Sang sutradara sendiri sudah meminta maaf atas kejadian ini. "Kalian semua sangat berbakat dan saya harap saya bisa membuat klub ini lebih sukse lagi" tulisnya dalam akun instagram pribadinya. Dalam postingan yang sama, ia juga mengungkap bahwa pendapatan Hustlers akan disumbagkan ke SWOP dan Show Palace, bar tersebut.

Sayangnya, permintaan maaf itu ditanggapi dingin oleh banyak orang. Mollie berkata bahwa seharusnya itu diucapkan sebekum filmnya rilis alih-alih setelahnya.

Hal lain yang dikritik adalah kampanye media sosial Hustlers yabg dianggap tidak adil bagi pekerja seks. Alasannya adalah jika pekerja seks dilarang mempromosikan pekerjaannya di internet jadi mengapa film 'tentang pekerja seks' boleh. Banyak orang juga melihat bahwa kampanye ini memberi kesan bahwa mendukung pekerja seks fiktif lebih penting dibandingkan yang nyata.

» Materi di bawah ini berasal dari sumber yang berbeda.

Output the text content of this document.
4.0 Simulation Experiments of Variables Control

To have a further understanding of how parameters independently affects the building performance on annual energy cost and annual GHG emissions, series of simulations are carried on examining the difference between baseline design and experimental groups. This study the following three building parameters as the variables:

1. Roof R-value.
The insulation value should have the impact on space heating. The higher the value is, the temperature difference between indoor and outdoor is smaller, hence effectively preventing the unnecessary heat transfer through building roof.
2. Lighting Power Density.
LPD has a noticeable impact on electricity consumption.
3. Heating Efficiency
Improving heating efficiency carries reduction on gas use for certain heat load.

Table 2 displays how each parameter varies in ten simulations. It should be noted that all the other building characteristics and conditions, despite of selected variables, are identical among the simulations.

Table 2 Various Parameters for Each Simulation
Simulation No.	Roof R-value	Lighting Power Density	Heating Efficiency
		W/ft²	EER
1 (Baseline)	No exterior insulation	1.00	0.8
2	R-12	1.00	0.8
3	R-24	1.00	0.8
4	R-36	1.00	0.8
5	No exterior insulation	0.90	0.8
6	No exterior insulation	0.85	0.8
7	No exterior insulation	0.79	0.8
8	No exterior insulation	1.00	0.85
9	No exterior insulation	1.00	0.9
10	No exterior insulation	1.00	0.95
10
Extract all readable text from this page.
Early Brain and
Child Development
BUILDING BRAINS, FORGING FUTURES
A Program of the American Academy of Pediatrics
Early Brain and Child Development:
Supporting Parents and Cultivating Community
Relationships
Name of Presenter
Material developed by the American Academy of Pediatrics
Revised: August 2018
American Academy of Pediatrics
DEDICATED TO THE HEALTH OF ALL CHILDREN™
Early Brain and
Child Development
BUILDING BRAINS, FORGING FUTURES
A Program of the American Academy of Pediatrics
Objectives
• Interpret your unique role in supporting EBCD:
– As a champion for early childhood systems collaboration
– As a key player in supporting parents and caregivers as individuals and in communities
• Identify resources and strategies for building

Meski banyak dikritik, tidak sedikit juga yang mendukung film ini. Laura LeMoon, seorang pekerja seks lepas adalah salah satunya. Ia berkata kalau film ini menunjukkan bahwa pekerja seks itu bukan sekadar selangkangan dan payudara. 'Kami juga jatuh cinta, menangis, bermimpi, kami memiliki keluarga yang mendukung'" ujarnya kepada Rolling Stones.

Saya sendiri sependapat dengan LeMoon. Film ini sedikit banyak memberikan perspektif baru bagi saya tentang seorang pekerja seks. Film ini membuat saya lebih menghormati mereka. Film ini adalah film lain tentang manusia. Melihat sesuatu selalu dari sisi buruknya tak akan ada habisnya. Berbeda hal apabila dilihat dari sisi pesan yang disampaikan.

Penutup


Hustlers adalah film yang berani membahas topik sensitif yaitu tentang pekerja seks. Tidak serta merta menghakimi mereka, film ini memanusiakan pekerja tersebut. Didukung dengan plot rapi dan akting memukau Jennifer Lopez, film ini behasil memberikan warna tersendiri dan perspektif baru bagi penontonnya.

Meskipun filmnya banyak pro-kontra dari berbagai pihak, pesan film ini tetap masuk ke dalam hati para penontonnya. Love it. Adios.